The next morning, a bitter Alvin claims that Vinny never loved him and his brothers to begin with, because she left them on a stranger's doorstep. However, Vinny then explains that she had her reasons for doing this, those reasons being that the boys were too young to survive the long winter, and that there was a severe food shortage. However, she knew of a man (Dave Seville) who was very kind to the forest animals, and had no choice but to leave them with him. She then admits that giving them up was the hardest thing she ever had to do.

The boys decide to have Vinny come and live with them, but she tells them that she doesn't know anything about life in the city and that she wants them to live with her.

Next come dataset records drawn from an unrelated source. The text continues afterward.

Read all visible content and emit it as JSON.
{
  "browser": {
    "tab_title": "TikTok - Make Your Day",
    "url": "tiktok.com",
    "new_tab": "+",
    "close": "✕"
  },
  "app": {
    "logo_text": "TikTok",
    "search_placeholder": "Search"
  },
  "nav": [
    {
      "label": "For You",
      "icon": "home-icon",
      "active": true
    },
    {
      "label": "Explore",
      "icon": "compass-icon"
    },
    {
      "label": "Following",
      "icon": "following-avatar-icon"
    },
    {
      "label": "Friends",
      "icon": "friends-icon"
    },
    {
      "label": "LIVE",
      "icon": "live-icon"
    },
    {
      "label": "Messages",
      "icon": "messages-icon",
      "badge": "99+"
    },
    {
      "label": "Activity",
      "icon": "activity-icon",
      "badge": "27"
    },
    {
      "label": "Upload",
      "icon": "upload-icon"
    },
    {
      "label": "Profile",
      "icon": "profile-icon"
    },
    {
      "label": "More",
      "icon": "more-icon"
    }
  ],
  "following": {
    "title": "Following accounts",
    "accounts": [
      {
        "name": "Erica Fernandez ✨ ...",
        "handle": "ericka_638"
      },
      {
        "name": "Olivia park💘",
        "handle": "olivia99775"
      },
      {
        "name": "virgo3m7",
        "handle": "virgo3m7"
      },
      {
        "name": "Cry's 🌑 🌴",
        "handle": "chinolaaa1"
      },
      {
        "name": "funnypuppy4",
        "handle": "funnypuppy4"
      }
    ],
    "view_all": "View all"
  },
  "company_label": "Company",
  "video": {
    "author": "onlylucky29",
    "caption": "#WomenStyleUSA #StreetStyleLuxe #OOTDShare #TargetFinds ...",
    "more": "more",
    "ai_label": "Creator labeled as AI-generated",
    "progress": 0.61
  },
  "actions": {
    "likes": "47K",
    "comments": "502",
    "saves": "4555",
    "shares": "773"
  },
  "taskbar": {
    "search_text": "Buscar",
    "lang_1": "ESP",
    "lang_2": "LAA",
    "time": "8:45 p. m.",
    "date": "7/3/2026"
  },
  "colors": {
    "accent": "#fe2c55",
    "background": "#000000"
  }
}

Alvin, failing to understand and not wanting to leave Dave behind, walks away to a nearby log, while Simon and Theodore try to comfort him, telling him that their lives are completely different from that of their mother, but it doesn't mean that she doesn't love them. Suddenly, the boar comes back and attacks them. After missing the boys, the boar sees Vinny, and rams into her, injuring her badly. A weakened Vinny then backs up by the cliffside, and jumps up to a nearby branch, while the boar misses and falls into the river to his death. The boys hurry to their mother and fear the worst. They take her home and tend her wounds, while Alvin apologizes for his earlier attitude.

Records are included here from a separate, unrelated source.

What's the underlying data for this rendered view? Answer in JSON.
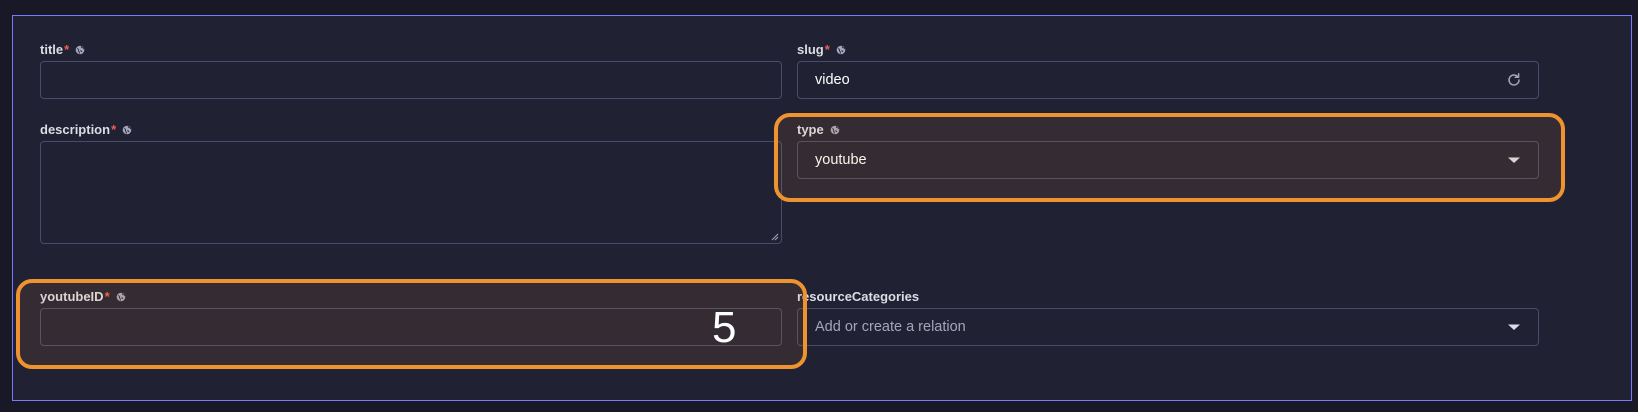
{
  "fields": {
    "title": {
      "label": "title",
      "required_mark": "*",
      "value": ""
    },
    "slug": {
      "label": "slug",
      "required_mark": "*",
      "value": "video",
      "action_icon": "refresh-icon"
    },
    "description": {
      "label": "description",
      "required_mark": "*",
      "value": ""
    },
    "type": {
      "label": "type",
      "value": "youtube",
      "action_icon": "caret-down-icon"
    },
    "youtube_id": {
      "label": "youtubeID",
      "required_mark": "*",
      "value": ""
    },
    "resource_categories": {
      "label": "resourceCategories",
      "placeholder": "Add or create a relation",
      "action_icon": "caret-down-icon"
    }
  },
  "annotation": {
    "marker": "5"
  },
  "colors": {
    "background": "#181826",
    "panel": "#212134",
    "border": "#4a4a6a",
    "focus_outline": "#7b79ff",
    "highlight": "#ee9330",
    "required": "#ee5e52"
  },
  "icons": [
    "globe-icon",
    "refresh-icon",
    "caret-down-icon"
  ]
}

The next day, the boys find that Vinny is nowhere to be seen, and when they reach downstairs, they learn that Vinny and the others are throwing them a surprise party. Dave and The Chipettes, all of whom are tired, find them but decide not to disturb them. However, the boys notice Dave, and run up to him and hug him, telling him that they are coming back with him after all, but they'll be back in the forest for visits. After another celebration at Vinny's house, this time with Dave and the girls, the special ends with the boys later that night back at home in bed. Then Alvin, after being asked what his birthday wish was, says that he initially wished they were like other families, but he has now realized that they have parents who love them very much.

==Voice actors==
- Ross Bagdasarian, Jr. - David "Dave" Seville, Alvin, Simon
- Janice Karman - Theodore, Brittany, Jeanette, Eleanor, Allie
- June Foray - Vinny
- Frank Welker - Boar
- Marc Fischbach - Forest Ranger

==Songs==
- Mother and Child Reunion - Written by and originally performed by Paul Simon
- Vinny's Lullaby
- Vinny's Blues
- Shake It Up - Written by Ric Ocasek and originally performed by The Cars

==Home video==
This special has been released twice on home video. The first time was on VHS in 1989 on Alvin and the Chipmunks in The Chipmunk Family Tree (from The Chipmunk Video Library), along with the season 1 episode "The Chipmunks Story". The second time was on DVD on September 8, 2009 as part of the set titled The Very First Alvin Show (from Paramount Pictures), along with the first episode of The Alvin Show and the special Rockin' Through the Decades.